Ей страшно было и помыслить о возвращении. Но она видела лицо капитана, серое от напряжения и усталости, заметила, как истерически он смеялся, как резко оборвал смех и с каким усилием заставил себя говорить спокойно. Капитанский сюртук был порван на груди, белые штаны испачканы – кровью, вдруг поняла леди Барбара. И тогда она его пожалела. Она поняла, что смешно говорить с ним о крысах, вони и бессмысленных страхах.
– Очень хорошо, капитан, – сказала она и пошла обратно.
Маленькая негритянка захныкала было, но леди Барбара дернула ее за руку, и она смолкла.
XVI
– Готово, сэр, – сказал Буш.
Команда «Лидии» потрудилась на славу. Пушки были закреплены, с главной палубы убрали почти все следы боя. Парус, протянутый под днищем, значительно уменьшил приток воды. Теперь на помпах работали всего двадцать человек, и уровень воды в льяле быстро падал. Парусный мастер приготовил новые паруса, боцман – такелаж, плотник – все, что требовалось от него. Гаррисон уже поставил людей к брашпилю, мачта была готова к подъему.
Хорнблауэр огляделся. Вся эта безумная горячка оказалась напрасной, ибо шторм не собирался стихать, а при таком ветре нечего и думать о преследовании. Он жестоко подгонял своих людей – загонял их, – а теперь очевидно, что торопиться некуда. Тем не менее работу можно закончить и сейчас. Он окинул взглядом замерших в ожидании матросов: каждый знает свои обязанности, в каждой узловой точке стоит офицер, готовый проследить за выполнением приказов.
– Очень хорошо, мистер Буш, – сказал он.
– Подымай! – крикнул Буш матросам у брашпиля.
Лебедка повернулась, тросы застонали в блоках, мачта, провожаемая взглядами, поползла вверх. Дикие прыжки корабля грозили погубить все. Была опасность, что верхушка мачты вырвется из удерживающих ее стропов; была опасность, что шпор мачты соскользнет с обломка бизань-мачты, в который упирается. Надо было уследить за всем, принять все предосторожности, чтобы ничего этого не произошло. Буш смотрел за гарделями, Джерард на грот-стень-салинге – за стропами. Гэлбрейт стоял на бизань-руслене с одной стороны, Рейнер – с другой. Боцман и плотник с тросами и толстыми палками приготовились у шпора мачты, но только капитан, облокотившийся на шканцевый поручень, следил, чтобы все детали это сложного механизма работали согласованно, и именно ему команда поставила бы в вину возможный неуспех.
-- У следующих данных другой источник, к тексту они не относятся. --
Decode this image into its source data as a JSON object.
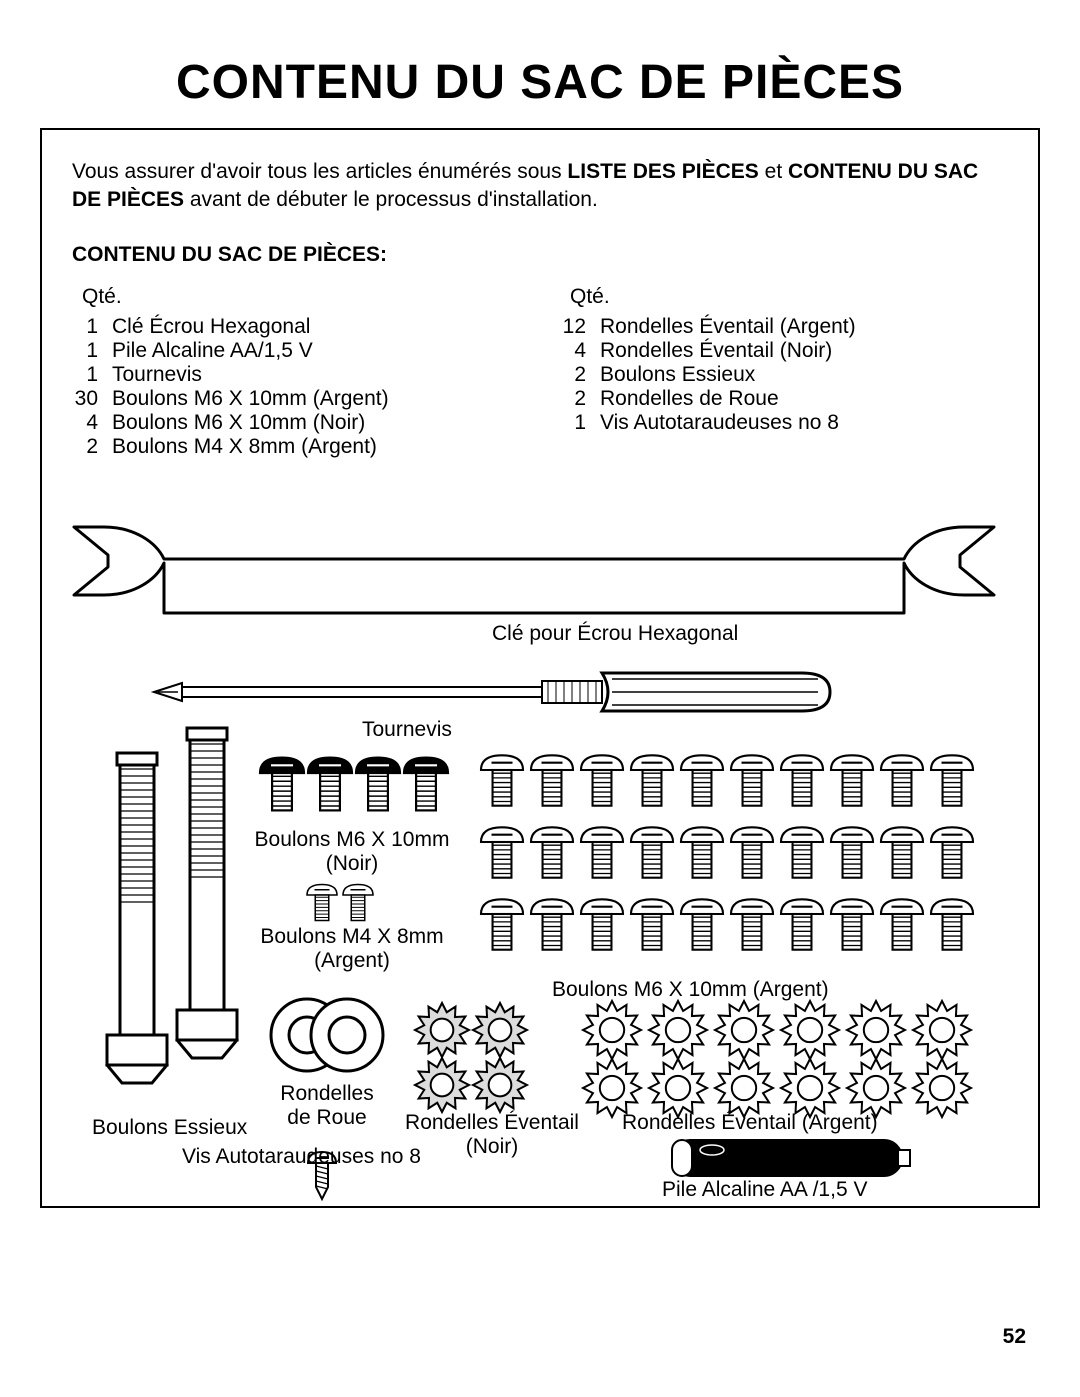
{
  "title": "CONTENU DU SAC DE PIÈCES",
  "intro": {
    "pre": "Vous assurer d'avoir tous les articles énumérés sous ",
    "bold1": "LISTE DES PIÈCES",
    "mid": " et ",
    "bold2": "CONTENU DU SAC DE PIÈCES",
    "post": " avant de débuter le processus d'installation."
  },
  "section_label": "CONTENU DU SAC DE PIÈCES:",
  "qty_header": "Qté.",
  "left_list": [
    {
      "q": "1",
      "d": "Clé Écrou Hexagonal"
    },
    {
      "q": "1",
      "d": "Pile Alcaline AA/1,5 V"
    },
    {
      "q": "1",
      "d": "Tournevis"
    },
    {
      "q": "30",
      "d": "Boulons M6 X 10mm (Argent)"
    },
    {
      "q": "4",
      "d": "Boulons M6 X 10mm (Noir)"
    },
    {
      "q": "2",
      "d": "Boulons M4 X 8mm (Argent)"
    }
  ],
  "right_list": [
    {
      "q": "12",
      "d": "Rondelles Éventail (Argent)"
    },
    {
      "q": "4",
      "d": "Rondelles Éventail (Noir)"
    },
    {
      "q": "2",
      "d": "Boulons Essieux"
    },
    {
      "q": "2",
      "d": "Rondelles de Roue"
    },
    {
      "q": "1",
      "d": "Vis Autotaraudeuses no 8"
    }
  ],
  "labels": {
    "wrench": "Clé pour Écrou Hexagonal",
    "screwdriver": "Tournevis",
    "m6_black": "Boulons M6 X 10mm\n(Noir)",
    "m4_silver": "Boulons M4 X 8mm\n(Argent)",
    "m6_silver": "Boulons M6 X 10mm (Argent)",
    "axle": "Boulons Essieux",
    "wheel_washers": "Rondelles\nde Roue",
    "fan_black": "Rondelles Éventail\n(Noir)",
    "fan_silver": "Rondelles Éventail (Argent)",
    "selftap": "Vis Autotaraudeuses no 8",
    "battery": "Pile Alcaline AA /1,5 V"
  },
  "page_number": "52",
  "style": {
    "stroke": "#000000",
    "fill_white": "#ffffff",
    "fill_black": "#000000",
    "fill_grey": "#dcdcdc",
    "stroke_w_thin": 2,
    "stroke_w_med": 3
  }
}
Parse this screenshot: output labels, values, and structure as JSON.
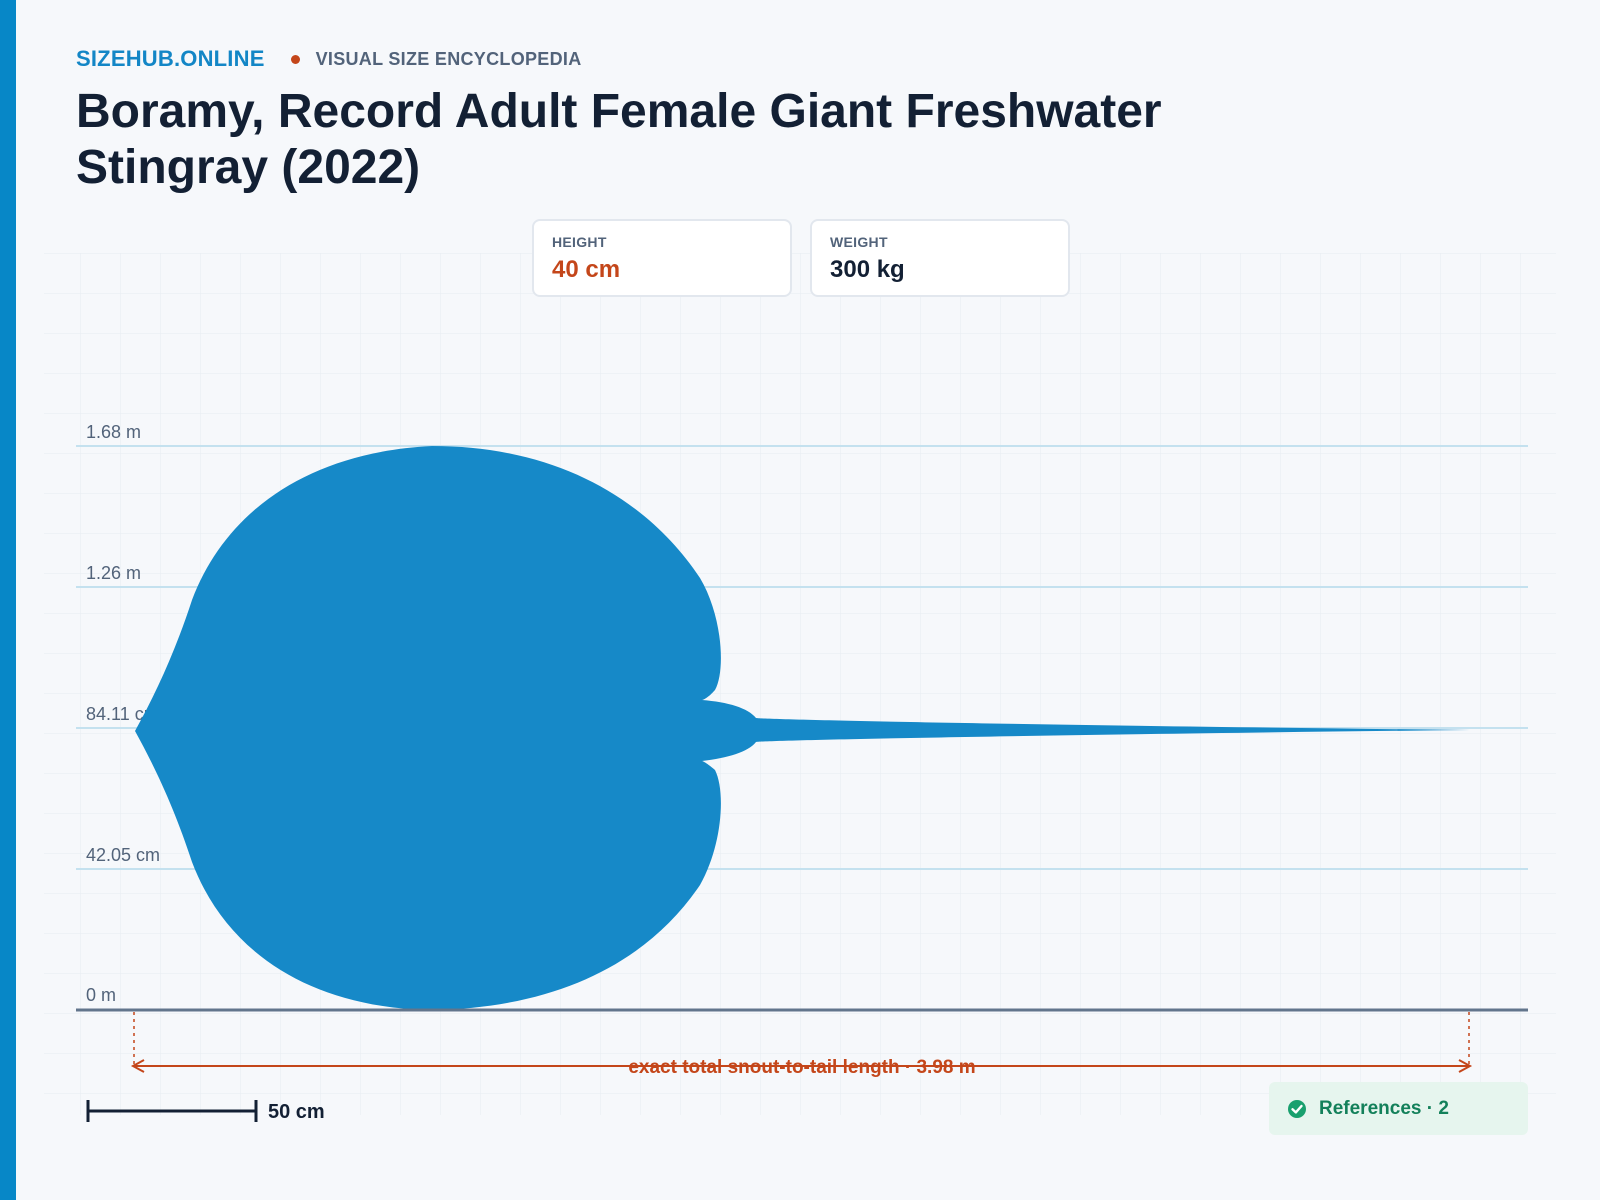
{
  "header": {
    "brand": "SIZEHUB.ONLINE",
    "tagline": "VISUAL SIZE ENCYCLOPEDIA",
    "title": "Boramy, Record Adult Female Giant Freshwater Stingray (2022)"
  },
  "stats": {
    "height_label": "HEIGHT",
    "height_value": "40 cm",
    "weight_label": "WEIGHT",
    "weight_value": "300 kg"
  },
  "scale_lines": [
    {
      "label": "1.68 m"
    },
    {
      "label": "1.26 m"
    },
    {
      "label": "84.11 cm"
    },
    {
      "label": "42.05 cm"
    },
    {
      "label": "0 m"
    }
  ],
  "length_annotation": "exact total snout-to-tail length · 3.98 m",
  "scale_bar_label": "50 cm",
  "references": {
    "label": "References · 2",
    "icon": "check-circle-icon"
  },
  "colors": {
    "accent": "#0787c7",
    "silhouette": "#1689c8",
    "highlight": "#c4461a",
    "success": "#13805a"
  }
}
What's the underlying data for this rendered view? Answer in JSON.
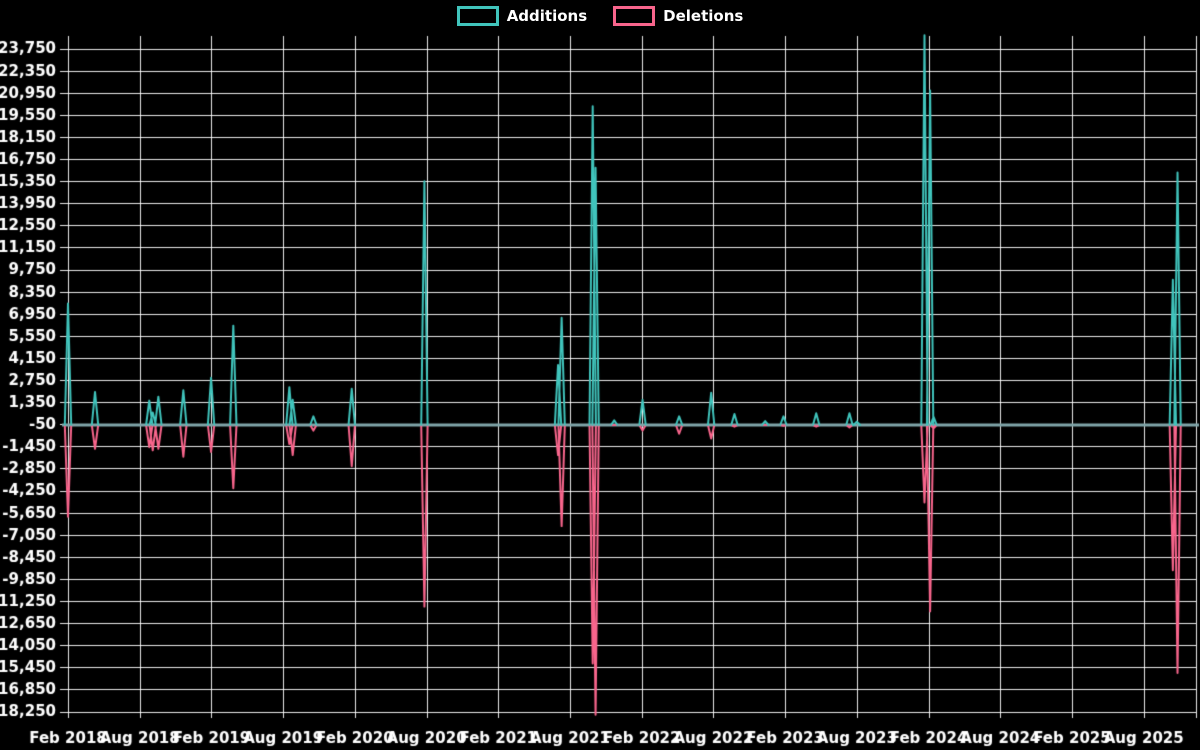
{
  "page": {
    "background": "#000000",
    "text_color": "#ffffff",
    "grid_color": "#ffffff"
  },
  "legend": {
    "items": [
      {
        "label": "Additions",
        "color": "#40C4BC"
      },
      {
        "label": "Deletions",
        "color": "#F8658C"
      }
    ]
  },
  "chart_data": {
    "type": "line",
    "title": "",
    "legend_position": "top-center",
    "background": "#000000",
    "grid": true,
    "x_axis": {
      "unit": "months_after_first_tick",
      "first_tick_label": "Feb 2018",
      "tick_interval_months": 6,
      "tick_labels": [
        "Feb 2018",
        "Aug 2018",
        "Feb 2019",
        "Aug 2019",
        "Feb 2020",
        "Aug 2020",
        "Feb 2021",
        "Aug 2021",
        "Feb 2022",
        "Aug 2022",
        "Feb 2023",
        "Aug 2023",
        "Feb 2024",
        "Aug 2024",
        "Feb 2025",
        "Aug 2025"
      ]
    },
    "y_axis": {
      "max": 23750,
      "min": -18250,
      "step": 1400,
      "tick_labels": [
        "23,750",
        "22,350",
        "20,950",
        "19,550",
        "18,150",
        "16,750",
        "15,350",
        "13,950",
        "12,550",
        "11,150",
        "9,750",
        "8,350",
        "6,950",
        "5,550",
        "4,150",
        "2,750",
        "1,350",
        "-50",
        "-1,450",
        "-2,850",
        "-4,250",
        "-5,650",
        "-7,050",
        "-8,450",
        "-9,850",
        "-11,250",
        "-12,650",
        "-14,050",
        "-15,450",
        "-16,850",
        "-18,250"
      ]
    },
    "baseline": {
      "value": 0,
      "color": "#7FA5A9"
    },
    "series": [
      {
        "name": "Additions",
        "color": "#40C4BC",
        "points": [
          [
            0,
            7600
          ],
          [
            2.26,
            2000
          ],
          [
            6.8,
            1450
          ],
          [
            7.09,
            700
          ],
          [
            7.56,
            1700
          ],
          [
            9.65,
            2100
          ],
          [
            11.97,
            2900
          ],
          [
            13.83,
            6200
          ],
          [
            18.52,
            2300
          ],
          [
            18.8,
            1500
          ],
          [
            20.53,
            450
          ],
          [
            23.74,
            2200
          ],
          [
            29.82,
            15350
          ],
          [
            41.0,
            3700
          ],
          [
            41.3,
            6700
          ],
          [
            43.9,
            20100
          ],
          [
            44.14,
            16200
          ],
          [
            45.7,
            200
          ],
          [
            48.07,
            1500
          ],
          [
            51.13,
            450
          ],
          [
            53.81,
            1950
          ],
          [
            55.76,
            600
          ],
          [
            58.33,
            150
          ],
          [
            59.86,
            450
          ],
          [
            62.6,
            650
          ],
          [
            65.38,
            650
          ],
          [
            66.0,
            120
          ],
          [
            71.66,
            24600
          ],
          [
            72.13,
            21100
          ],
          [
            72.42,
            420
          ],
          [
            92.44,
            9100
          ],
          [
            92.83,
            15900
          ]
        ]
      },
      {
        "name": "Deletions",
        "color": "#F8658C",
        "points": [
          [
            0,
            -5900
          ],
          [
            2.26,
            -1600
          ],
          [
            6.8,
            -1500
          ],
          [
            7.09,
            -1700
          ],
          [
            7.56,
            -1600
          ],
          [
            9.65,
            -2100
          ],
          [
            11.97,
            -1800
          ],
          [
            13.83,
            -4100
          ],
          [
            18.52,
            -1300
          ],
          [
            18.8,
            -2000
          ],
          [
            20.53,
            -450
          ],
          [
            23.74,
            -2700
          ],
          [
            29.82,
            -11600
          ],
          [
            41.0,
            -2000
          ],
          [
            41.3,
            -6500
          ],
          [
            43.9,
            -15200
          ],
          [
            44.14,
            -18450
          ],
          [
            45.7,
            -100
          ],
          [
            48.07,
            -450
          ],
          [
            51.13,
            -650
          ],
          [
            53.81,
            -950
          ],
          [
            55.76,
            -200
          ],
          [
            58.33,
            -100
          ],
          [
            59.86,
            -150
          ],
          [
            62.6,
            -200
          ],
          [
            65.38,
            -250
          ],
          [
            66.0,
            0
          ],
          [
            71.66,
            -5000
          ],
          [
            72.13,
            -11900
          ],
          [
            72.42,
            -300
          ],
          [
            92.44,
            -9300
          ],
          [
            92.83,
            -15800
          ]
        ]
      }
    ]
  }
}
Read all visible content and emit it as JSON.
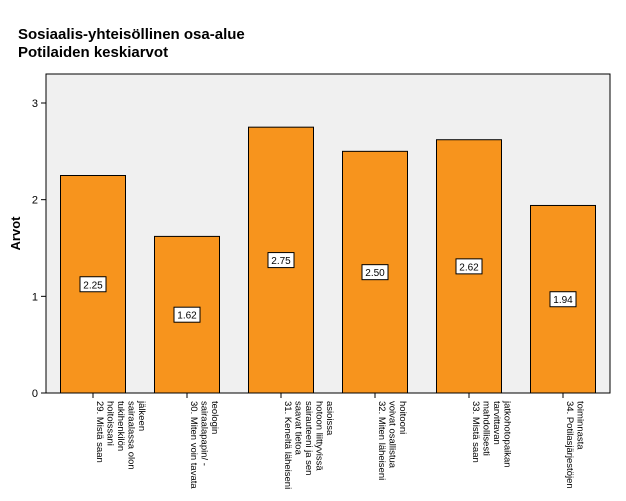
{
  "chart_data": {
    "type": "bar",
    "title": "Sosiaalis-yhteisöllinen osa-alue",
    "subtitle": "Potilaiden keskiarvot",
    "xlabel": "",
    "ylabel": "Arvot",
    "ylim": [
      0,
      3.3
    ],
    "yticks": [
      0,
      1,
      2,
      3
    ],
    "grid": false,
    "colors": {
      "bar": "#f7941d",
      "bar_stroke": "#000000",
      "plot_bg": "#f0f0f0"
    },
    "categories": [
      [
        "29. Mistä saan",
        "hoitoissani",
        "tukihenkilön",
        "sairaalassa olon",
        "jälkeen"
      ],
      [
        "30. Miten voin tavata",
        "sairaalapapin/ -",
        "teologin"
      ],
      [
        "31. Keneltä läheiseni",
        "saavat tietoa",
        "sairauteeni ja sen",
        "hotoon liittyvissä",
        "asioissa"
      ],
      [
        "32. Miten läheiseni",
        "voivat osallistua",
        "hoitooni"
      ],
      [
        "33. Mistä saan",
        "mahdollisesti",
        "tarvittavan",
        "jatkohotopaikan"
      ],
      [
        "34. Potilasjärjestöjen",
        "toiminnasta"
      ]
    ],
    "values": [
      2.25,
      1.62,
      2.75,
      2.5,
      2.62,
      1.94
    ],
    "value_labels": [
      "2.25",
      "1.62",
      "2.75",
      "2.50",
      "2.62",
      "1.94"
    ]
  }
}
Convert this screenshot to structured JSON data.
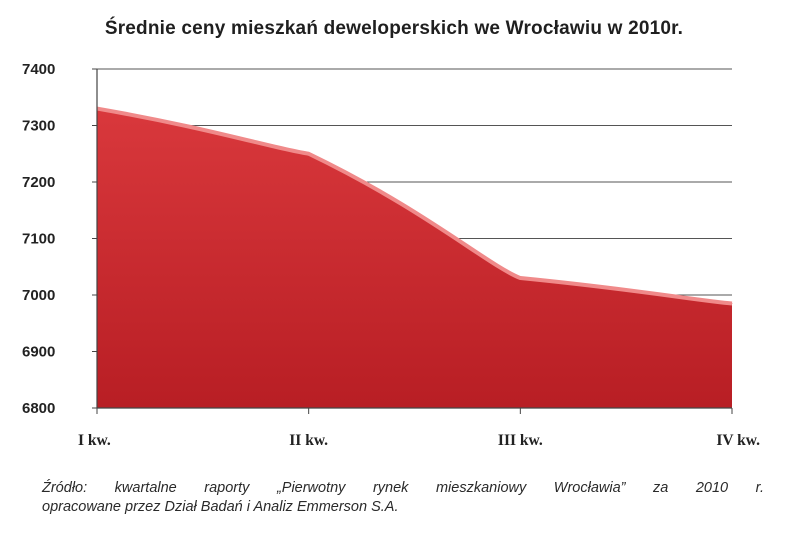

Хорнблауэр это знал. Он наблюдал за беспорядочными движениями судна, за дрожащей на стропах мачтой, слышал, как скрежещет по палубе шпор, ерзая между двумя брусьями, принайтовленными к обломку в качестве упоров. Требовалось усилие, чтобы мыслить ясно, и усилие это давалось лишь крайним напряжением воли. Ему было худо, он устал и нервничал.
Главное, чтобы матросы у вант и бакштагов выбирали ровно столько слабины, сколько высвобождают гардели, и не натягивали тросов, когда крен судна наклоняет мачту на них. Но именно это они упорно делали, сводя Хорнблауэра с ума, – так прониклись они необходимостью держать тросы натянутыми. Дважды таким образом возникала опасность для строп, державших верхушку мачты, и Хорнблауэр на несколько секунд напрягался до последнего предела, следя за бортовой качкой, чтобы выбрать в точности то мгновение, когда следующий крен судна устранит опасность. Он охрип от крика.
Топ мачты медленно полз вверх. Хорнблауэр, просчитывая натяжение тросов и силу противодействия, понял, что приближается критический миг, когда гардели не смогут больше поднять мачту, и ее придется вытягивать бакштагами. Следующие несколько минут были самыми сложными: мачту предстояло лишить поддержки строп. Гардели надо было отцепить от брашпиля и их работу довершить бакштагами. Наклонную временную мачту и вертикальный обломок обкрутили двумя канатами. Матросы готовы были по мере подъема мачты шпилевыми вымбовками закручивать их, как жгуты. Но пока бакштаги располагались под механически невыгодным углом и, попытайся команда поднять мачту непосредственно с помощью лебедки, конечно, не выдержали бы приложенного напряжения.